As I set aside Paris my eye wandered to the two images that were the most uncomfortable for me to look at, they were reminders of how different our lives are now from those that I manifested on that board in 2020. I had put them away somewhere dark, out of my line of vision and when I brought them out into the light, I had a physical reaction to them. I think I might have muttered, “wow” or “yikes” to myself and innately I felt like I should hide or destroy them as quickly as I could. I felt embarrassed at my arrogant assertion that because you want something you can have it, and even more deeply ashamed at the belief that the wanting itself will always be there. My eyes suddenly began to fill with tears and I felt a catch in my throat. I picked up the first picture, a black and white of a beautiful woman gazing out an open window, the curtain blowing slightly in the breeze. Dressed in a silk robe, she looked peaceful and serene as she rested her left hand lovingly on top of the naked curve of her pregnant belly and her right hand below it. Hopeful and calm, looking out the window with certainty, I knew I wanted what she seemed to have in this photo. My eyes found their way to the next logical vision on this board, a tiny beautiful human wrapped in a blanket hugging itself, probably from some photographer’s newborn portfolio.

This one dream, one grand vision had not, and may never, come to fruition and I had truly mourned that truth, but I hadn’t mourned the lost desire and the zeal for the dream. The realization of impermanence, not just our own, but that of our designs and ambitions is a difficult one to accept, but ultimately freeing. Freeing because it means we are capable of great change and adaptation, if our yearnings don’t materialize it doesn’t mean our lives have any less meaning or that we stop envisioning what our future lives might look like. My first instinct may have been to bury the existence of what I wished for, but didn’t receive, because that implies failure, so better to hide the evidence, “What dream? What failure?” By looking directly at those photos and acknowledging it I not only saw what was lost, but what was gained. I could see how I have grown since I pieced together that board, how my perspective has shifted and my capacity to persevere has increased. I’m not putting all my old dreams away completely, but I am making room for the new.
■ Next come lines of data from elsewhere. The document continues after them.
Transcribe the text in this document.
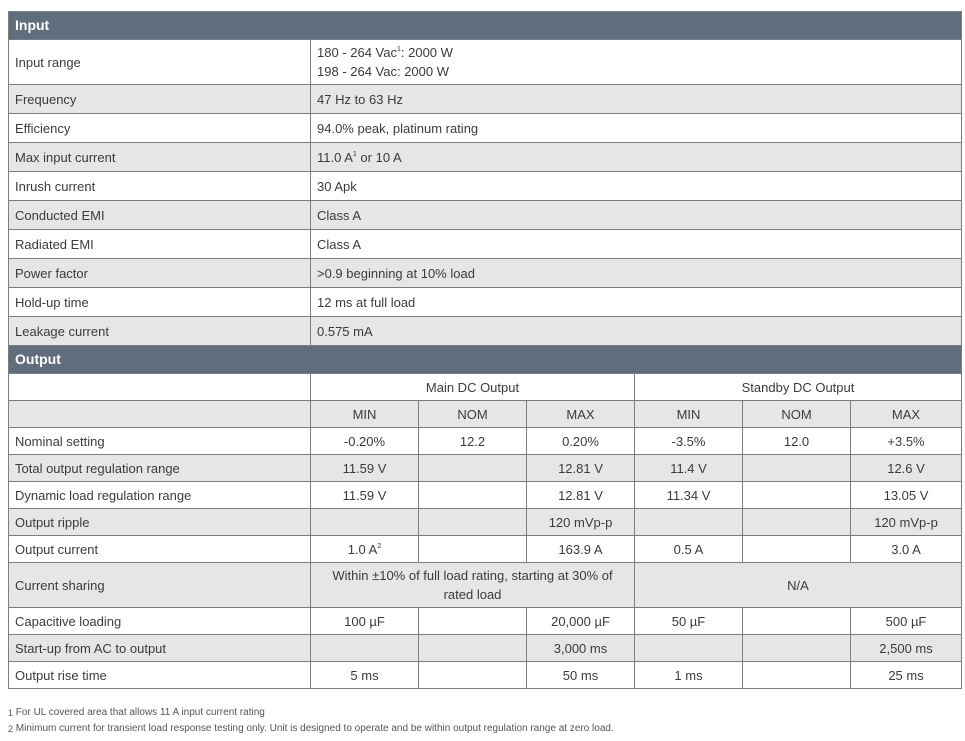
Input	
Input range	180 - 264 Vac$^1$: 2000 W
198 - 264 Vac: 2000 W
Frequency	47 Hz to 63 Hz
Efficiency	94.0% peak, platinum rating
Max input current	11.0 $A^1$ or 10 A
Inrush current	30 Apk
Conducted EMI	Class A
Radiated EMI	Class A
Power factor	>0.9 beginning at 10% load
Hold-up time	12 ms at full load
Leakage current	0.575 mA
Output						
	Main DC Output			Standby DC Output		
	MIN	NOM	MAX	MIN	NOM	MAX
Nominal setting	-0.20%	12.2	0.20%	-3.5%	12.0	+3.5%
Total output regulation range	11.59 V		12.81 V	11.4 V		12.6 V
Dynamic load regulation range	11.59 V		12.81 V	11.34 V		13.05 V
Output ripple			120 mVp-p			120 mVp-p
Output current	1.0 $A^2$		163.9 A	0.5 A		3.0 A
Current sharing	Within ±10% of full load rating, starting at 30% of rated load			N/A		
Capacitive loading	100 µF		20,000 µF	50 µF		500 µF
Start-up from AC to output			3,000 ms			2,500 ms
Output rise time	5 ms		50 ms	1 ms		25 ms
1 For UL covered area that allows 11 A input current rating
2 Minimum current for transient load response testing only. Unit is designed to operate and be within output regulation range at zero load.
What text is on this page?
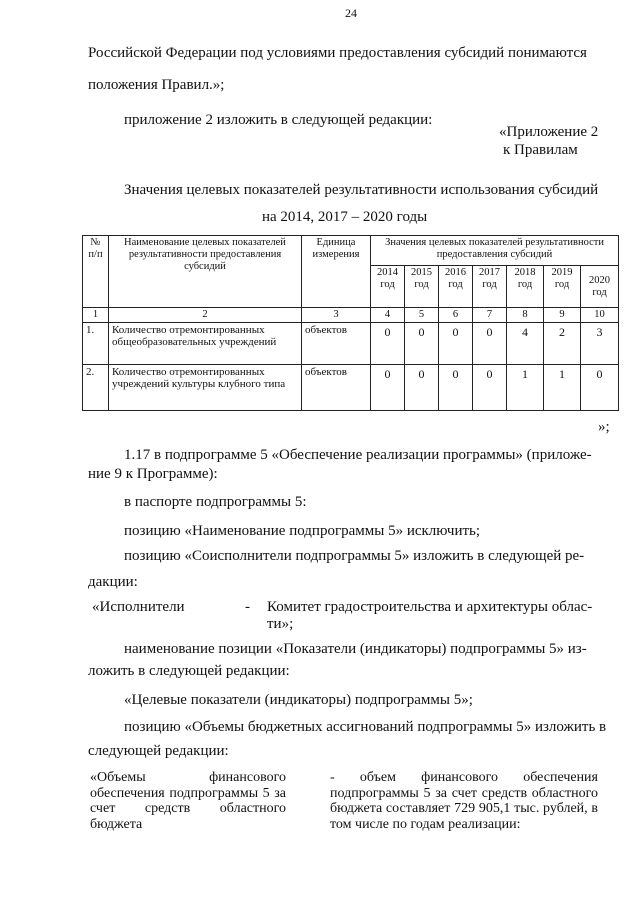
24
Российской Федерации под условиями предоставления субсидий понимаются
положения Правил.»;
приложение 2 изложить в следующей редакции:
«Приложение 2
к Правилам
Значения целевых показателей результативности использования субсидий
на 2014, 2017 – 2020 годы
№ п/п	Наименование целевых показателей результативности предоставления субсидий	Единица измерения	Значения целевых показателей результативности предоставления субсидий						
			2014 год	2015 год	2016 год	2017 год	2018 год	2019 год	2020 год
1	2	3	4	5	6	7	8	9	10
1.	Количество отремонтированных общеобразовательных учреждений	объектов	0	0	0	0	4	2	3
2.	Количество отремонтированных учреждений культуры клубного типа	объектов	0	0	0	0	1	1	0
»;
1.17 в подпрограмме 5 «Обеспечение реализации программы» (приложе-
ние 9 к Программе):
в паспорте подпрограммы 5:
позицию «Наименование подпрограммы 5» исключить;
позицию «Соисполнители подпрограммы 5» изложить в следующей ре-
дакции:
«Исполнители	- Комитет градостроительства и архитектуры облас-
ти»;
наименование позиции «Показатели (индикаторы) подпрограммы 5» из-
ложить в следующей редакции:
«Целевые показатели (индикаторы) подпрограммы 5»;
позицию «Объемы бюджетных ассигнований подпрограммы 5» изложить в
следующей редакции:
«Объемы финансового обеспечения подпрограммы 5 за счет средств областного бюджета
- объем финансового обеспечения подпрограммы 5 за счет средств областного бюджета составляет 729 905,1 тыс. рублей, в том числе по годам реализации:
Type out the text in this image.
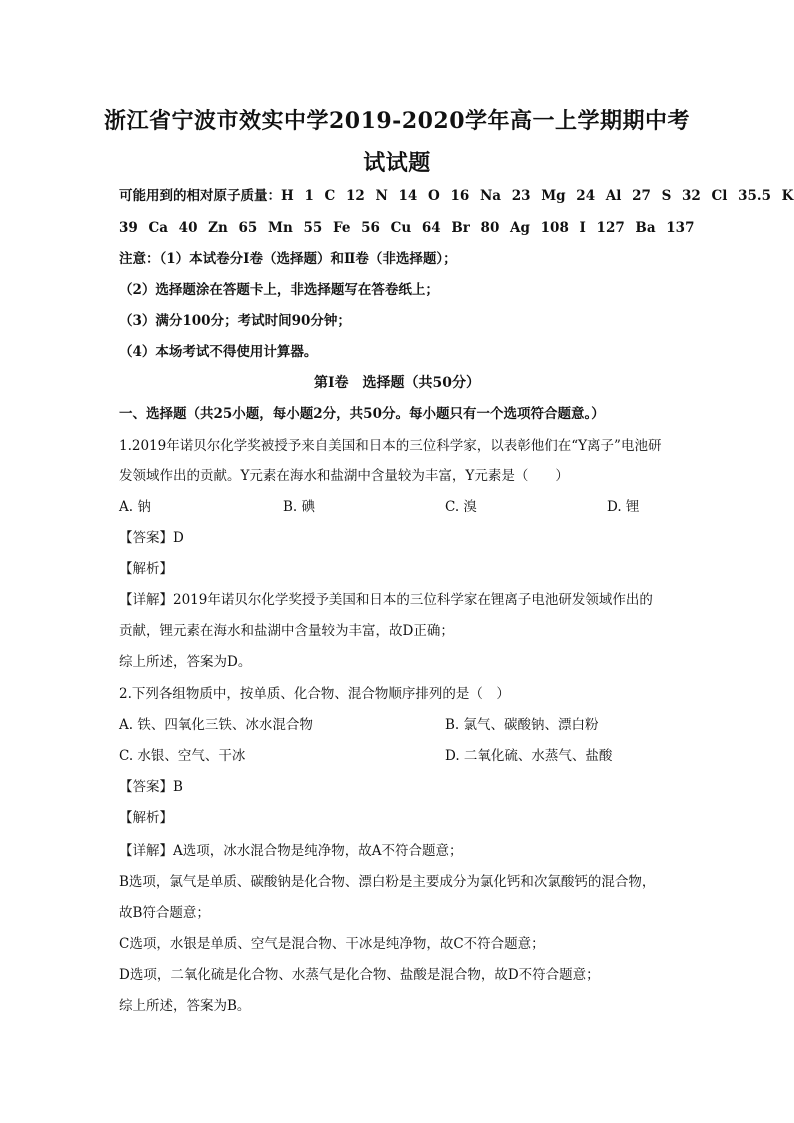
浙江省宁波市效实中学2019-2020学年高一上学期期中考
试试题
可能用到的相对原子质量：H 1 C 12 N 14 O 16 Na 23 Mg 24 Al 27 S 32 Cl 35.5 K
39 Ca 40 Zn 65 Mn 55 Fe 56 Cu 64 Br 80 Ag 108 I 127 Ba 137
注意：（1）本试卷分Ⅰ卷（选择题）和Ⅱ卷（非选择题）；
（2）选择题涂在答题卡上，非选择题写在答卷纸上；
（3）满分100分；考试时间90分钟；
（4）本场考试不得使用计算器。
第Ⅰ卷　选择题（共50分）
一、选择题（共25小题，每小题2分，共50分。每小题只有一个选项符合题意。）
1.2019年诺贝尔化学奖被授予来自美国和日本的三位科学家，以表彰他们在“Y离子”电池研
发领域作出的贡献。Y元素在海水和盐湖中含量较为丰富，Y元素是（　　）
A. 钠	B. 碘	C. 溴	D. 锂
【答案】D
【解析】
【详解】2019年诺贝尔化学奖授予美国和日本的三位科学家在锂离子电池研发领域作出的
贡献，锂元素在海水和盐湖中含量较为丰富，故D正确；
综上所述，答案为D。
2.下列各组物质中，按单质、化合物、混合物顺序排列的是（　）
A. 铁、四氧化三铁、冰水混合物	B. 氯气、碳酸钠、漂白粉
C. 水银、空气、干冰	D. 二氧化硫、水蒸气、盐酸
【答案】B
【解析】
【详解】A选项，冰水混合物是纯净物，故A不符合题意；
B选项，氯气是单质、碳酸钠是化合物、漂白粉是主要成分为氯化钙和次氯酸钙的混合物，
故B符合题意；
C选项，水银是单质、空气是混合物、干冰是纯净物，故C不符合题意；
D选项，二氧化硫是化合物、水蒸气是化合物、盐酸是混合物，故D不符合题意；
综上所述，答案为B。
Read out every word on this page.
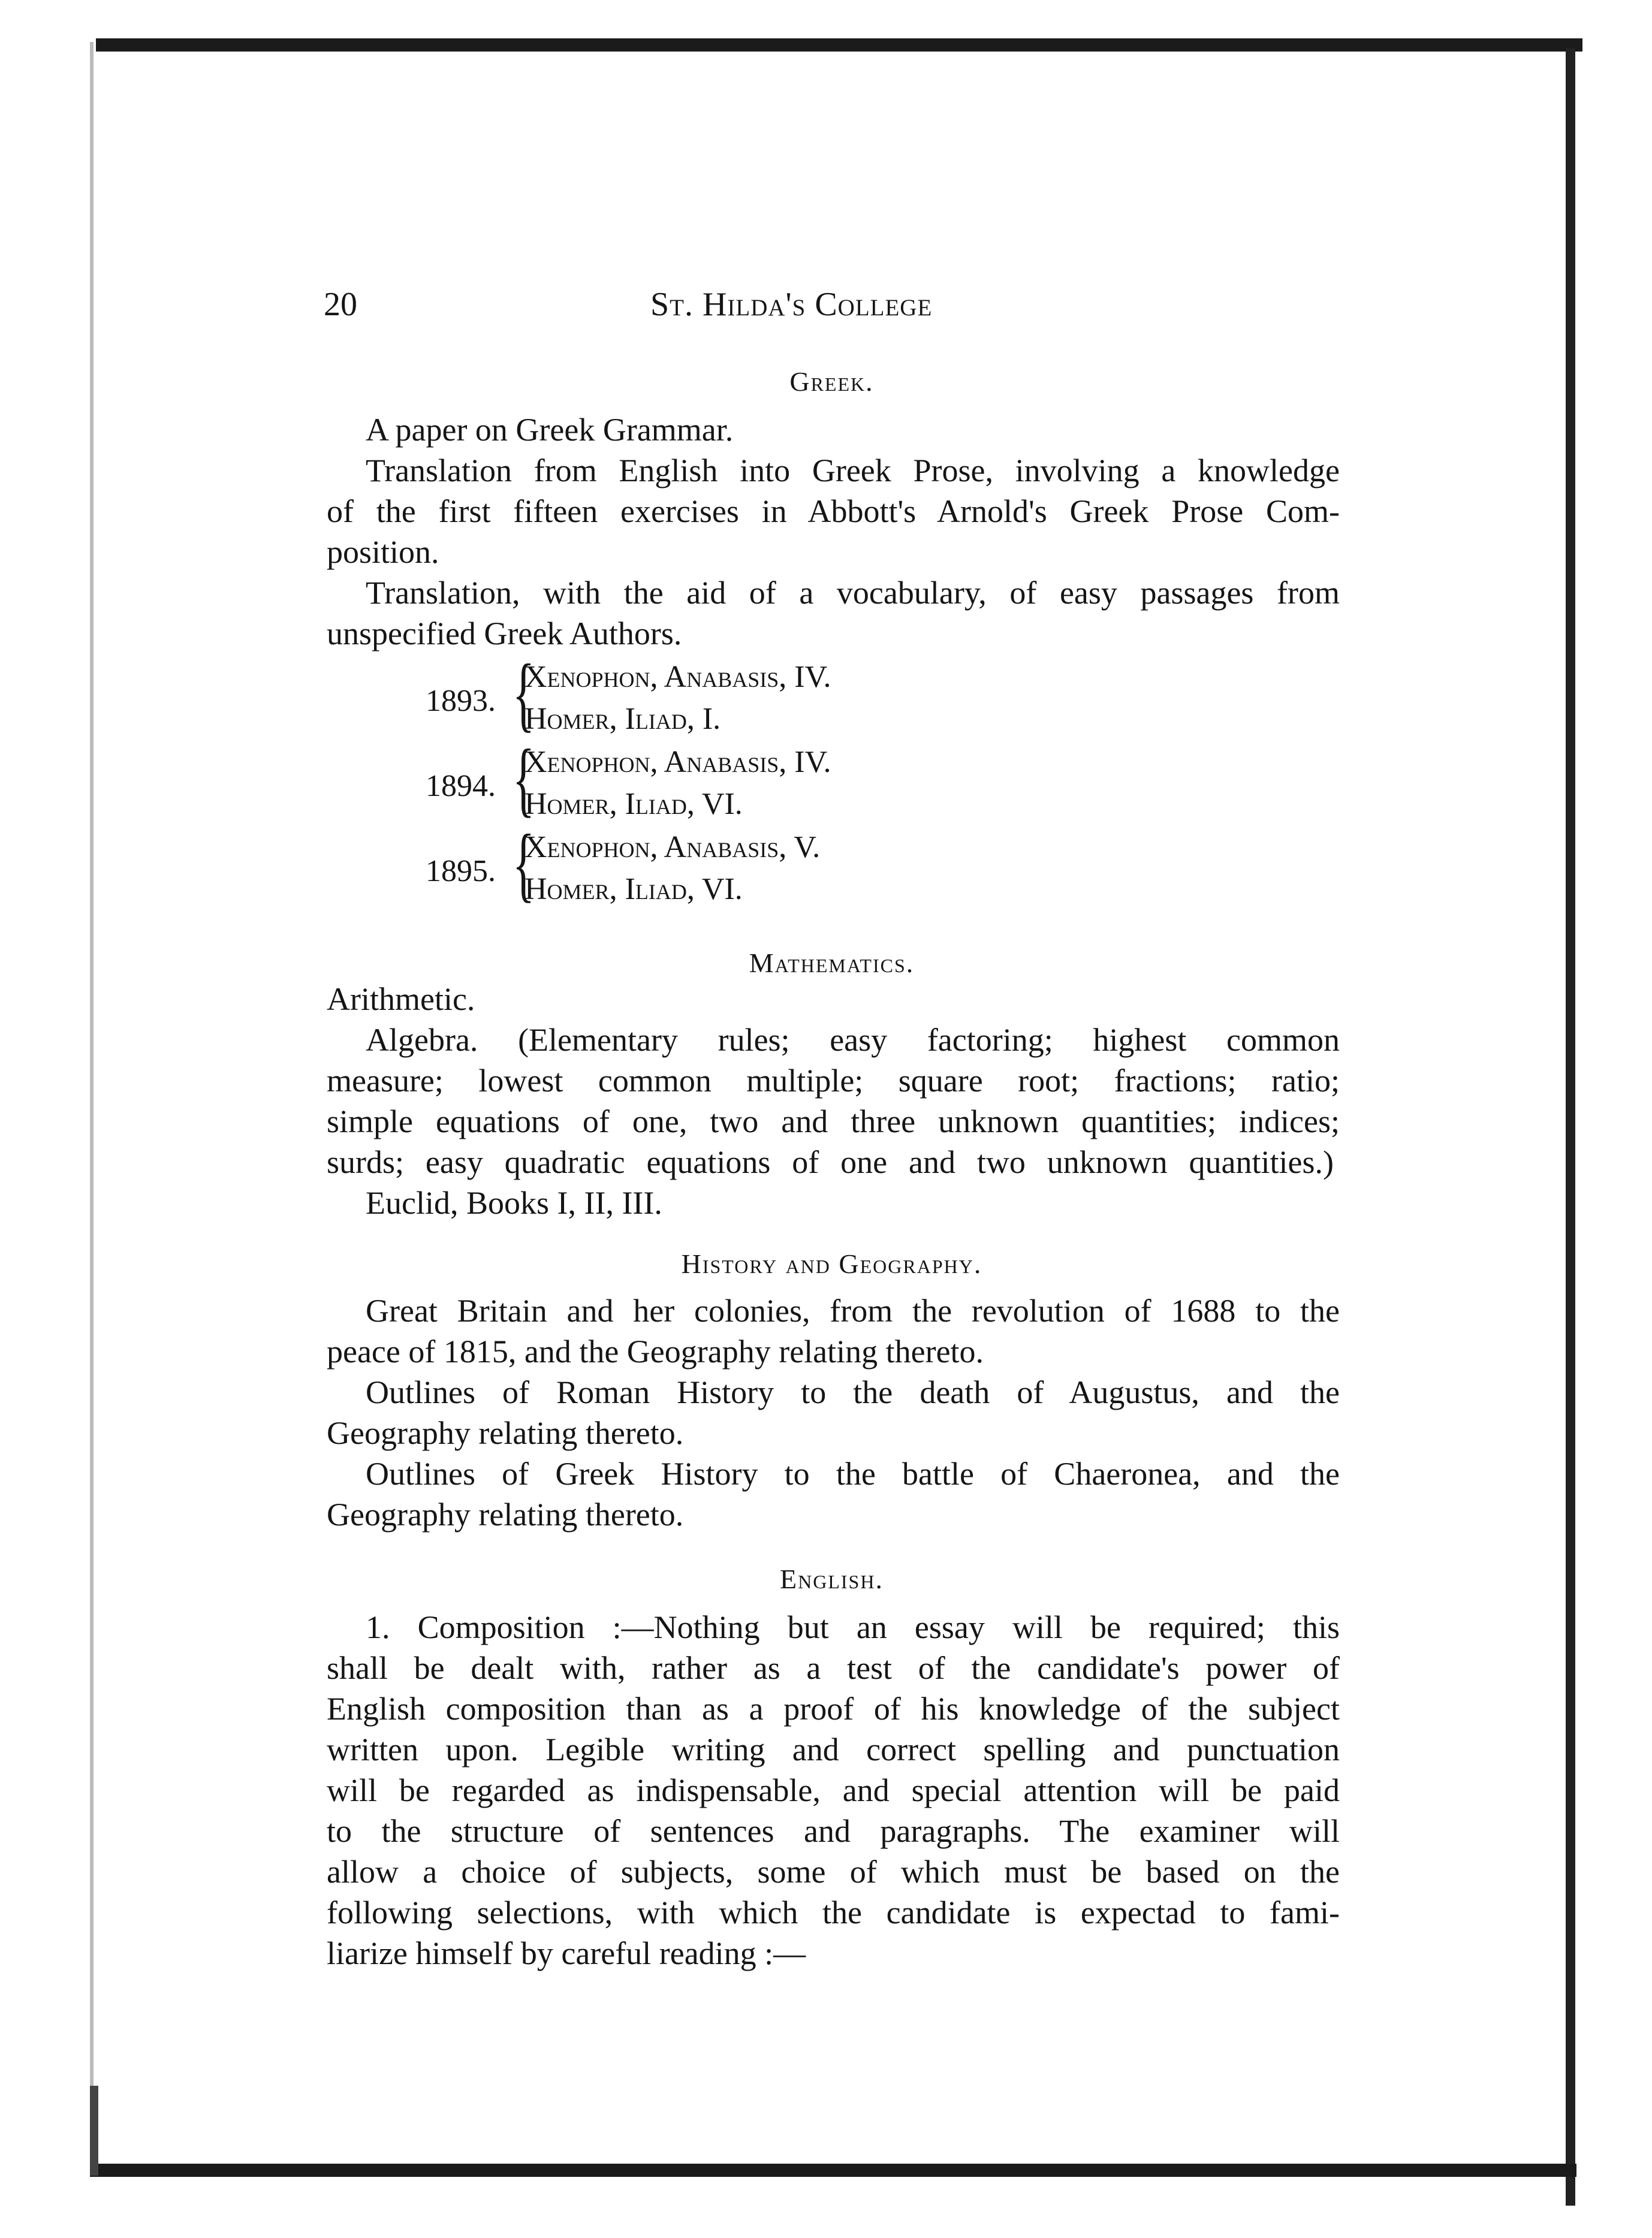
20	St. Hilda's College
Greek.
A paper on Greek Grammar.
Translation from English into Greek Prose, involving a knowledge
of the first fifteen exercises in Abbott's Arnold's Greek Prose Com-
position.
Translation, with the aid of a vocabulary, of easy passages from
unspecified Greek Authors.
1893. {
Xenophon, Anabasis, IV.
Homer, Iliad, I.
1894. {
Xenophon, Anabasis, IV.
Homer, Iliad, VI.
1895. {
Xenophon, Anabasis, V.
Homer, Iliad, VI.
Mathematics.
Arithmetic.
Algebra. (Elementary rules; easy factoring; highest common
measure; lowest common multiple; square root; fractions; ratio;
simple equations of one, two and three unknown quantities; indices;
surds; easy quadratic equations of one and two unknown quantities.)
Euclid, Books I, II, III.
History and Geography.
Great Britain and her colonies, from the revolution of 1688 to the
peace of 1815, and the Geography relating thereto.
Outlines of Roman History to the death of Augustus, and the
Geography relating thereto.
Outlines of Greek History to the battle of Chaeronea, and the
Geography relating thereto.
English.
1. Composition :—Nothing but an essay will be required; this
shall be dealt with, rather as a test of the candidate's power of
English composition than as a proof of his knowledge of the subject
written upon. Legible writing and correct spelling and punctuation
will be regarded as indispensable, and special attention will be paid
to the structure of sentences and paragraphs. The examiner will
allow a choice of subjects, some of which must be based on the
following selections, with which the candidate is expectad to fami-
liarize himself by careful reading :—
The quote I had hanging on the board was from Aristotle, “We are what we repeatedly do, excellence, then, is not an act, but a habit.” I think any goal or dream that we have is generally only achieved when we relentlessly work towards it, this doesn’t insure you will reach it, but it certainly increases the odds. Doing the work is the habit, but I think creating and revising those dreams and visions is a habit too and an important one at that. Pulling out and examining your internal compass is never a wasted exercise.

After I gathered all the photos into a pile I waited until I had fully composed myself and then walked into the kitchen, “hey, should I keep these?” I said to Jarrett as I held out all the vision board images for him to see. He paused for a moment looking over the images and then said “not if you don’t want to,” and then with a thoughtful smile, “we can always make a new one.”